Microsoft Corp’s upcoming Windows Vista computer operating system will include technology that is designed to prevent pirated copies from fully functioning, the software giant said.
Reduced functionality is already a part of the Windows XP activation process, but Windows Vista will have a reduced functionality mode that is enhanced, Microsoft said on its Web site on Wednesday.
Microsoft said the upcoming releases of Windows Vista and also Windows Server “Longhorn” will be the first two products to ship with the new anti-piracy measures included, but more Microsoft products will eventually adopt the technology.
Windows Vista systems must activate with Microsoft as genuine within 30 days and failure to do so will result in “reduced functionality mode” until successful validation occurs, Microsoft said.
Customers that use genuine versions of Windows Vista will get an enhanced set of features that will not work on non-genuine or unlicensed versions of Vista, it said.
Users of non-genuine Windows Vista software will also be notified by the appearance of a persistent statement in the lower right hand corner of their desktop that reads: “This copy of Windows is not genuine.”

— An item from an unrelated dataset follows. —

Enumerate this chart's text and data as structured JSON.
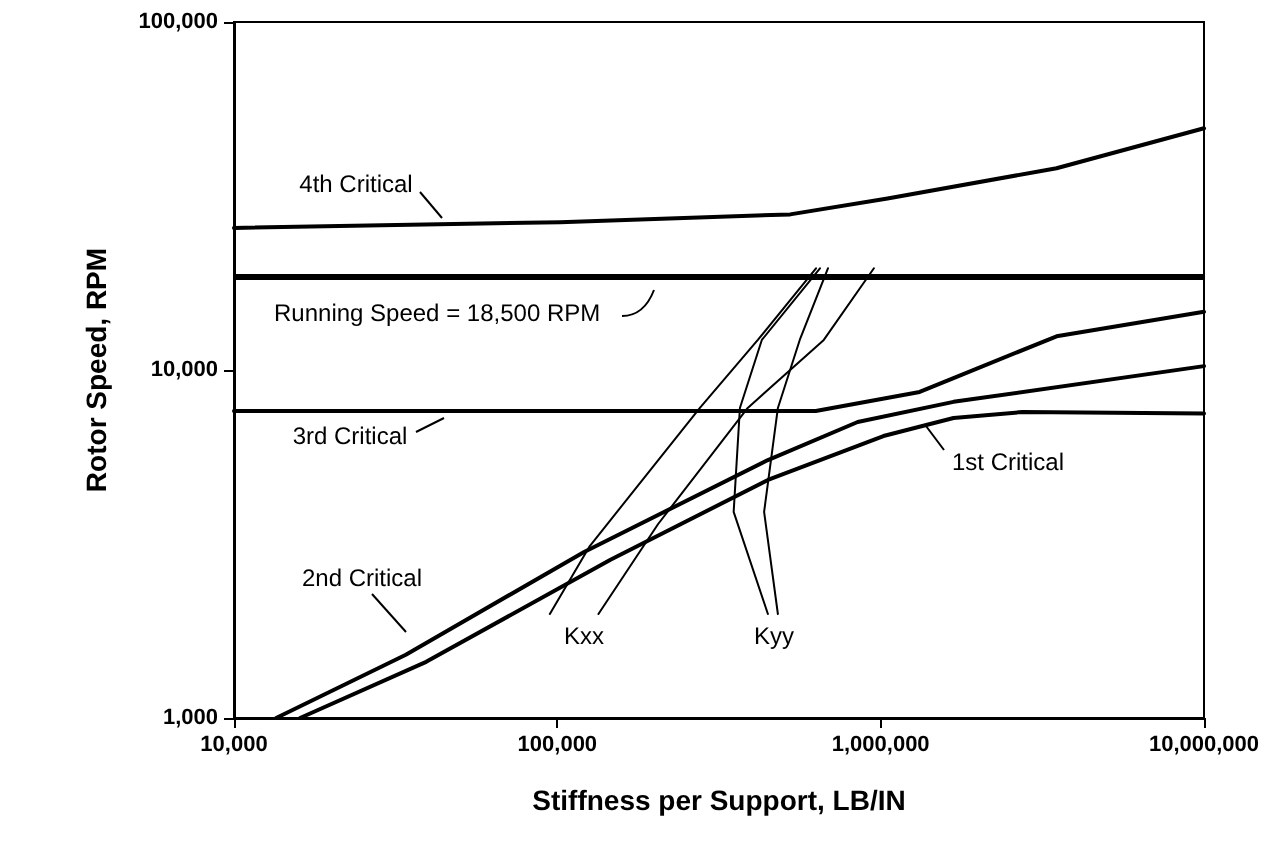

A Wall Street analyst said on Wednesday that Microsoft will most likely ship the Windows Vista system on time and meet its deadline for both corporate and retail consumers.
Goldman Sachs analyst Rick Sherlund sent a note to clients saying Microsoft may be ready to send the final test version of its much-anticipated Windows upgrade later this week or next week, indicating that Vista will be available for business customers in November and retail PCs by late January.
Windows Vista, five years in the making, has been postponed by Microsoft several times.
Microsoft Windows sits on more than 90 percent of the world’s personal computers and the Windows business accounts for about 30 percent of the company’s $44 billion in revenue.